Shrines To America
By: Mark W Adams

Go to any town square in middle America and you will witness an interesting architectural phenomenon which speaks volumes to our collective cultural history.

Holding a prime piece of real estate will be a large, impressive church that has been standing for well over one hundred years.  It may even have a plaque designating it as a protected historical building, but you can be sure it has been in continuous operation servicing a dedicated congregation for generations.

Looking across the street, usually in the center of the square, will be the courthouse. Often this building enjoys historical significances as well. Originally it was the center of all government power, whose functions have long since outgrown their original building -- outsourced to taller, box-like structures ringing the square.  But you can get there from the unmistakable old courthouse whose employees are more than willing to tell you where to go.

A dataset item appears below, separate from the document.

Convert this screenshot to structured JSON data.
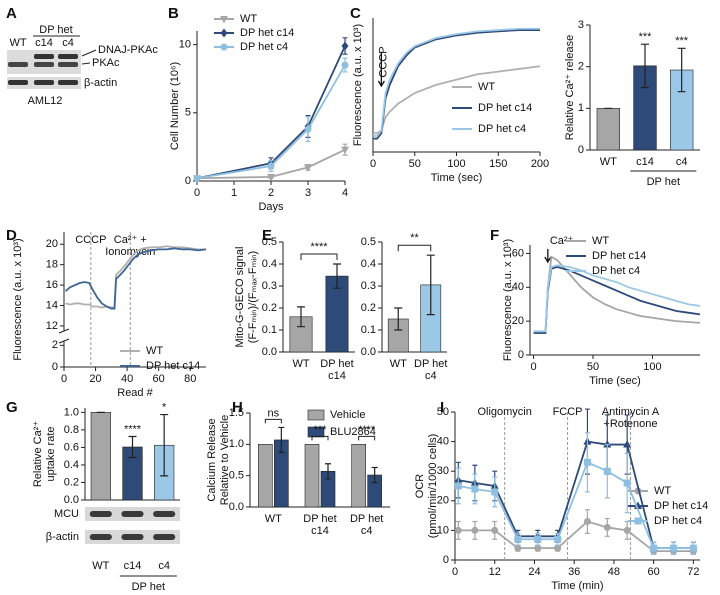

I marveled at this as a young lawyer, traveling to a city I hadn't been to before, and instantly recognizing where to go simply by heading to the center of town, parking close to the building that looked like it was where I should be, and as long as I was in the proper uniform -- suit, tie, briefcase in hand -- i would politely be directed to my designated cubbyhole via signs and helpful security.

However, over the last several decades, another garish building has dominated the center of the city. Literally overshadowing the quaint courthouse and high spires of the church is the county lock-up.

It seems a truly sad commentary on American society that an ugly, cinderblock monstrosity, a jail, is now the dominant building downtown -- literally overshadowing those other icons of our growth as a nation.
Seven Million in Prison: US Has Most Prisoners in World: "Tough sentencing laws, record numbers of drug offenders and high crime rates have contributed to the United States having the largest prison population and the highest rate of incarceration in the world, according to criminal justice experts. A US Justice Department report released on November 30 showed that a record 7 million people - or one in every 32 American adults - were behind bars, on probation or on parole at the end of last year."

(Via t r u t h o u t.)


Logipundit said...

Can't say I've ever noticed a jail crowding out the courthouse and church in a small town (and I've been to dozens of small towns--sales, not lawyering).

Are you simply talking metaphorically or do you have any examples of towns whose landscape have been drowned out by jails?

Make it a great day!

Mark W Adams said...

Alright, I've tried to rise to the occasion, and offer some visual examples. Check it out here

cindy said...

You really rose to the occasion - the follow up post with photos is excellent.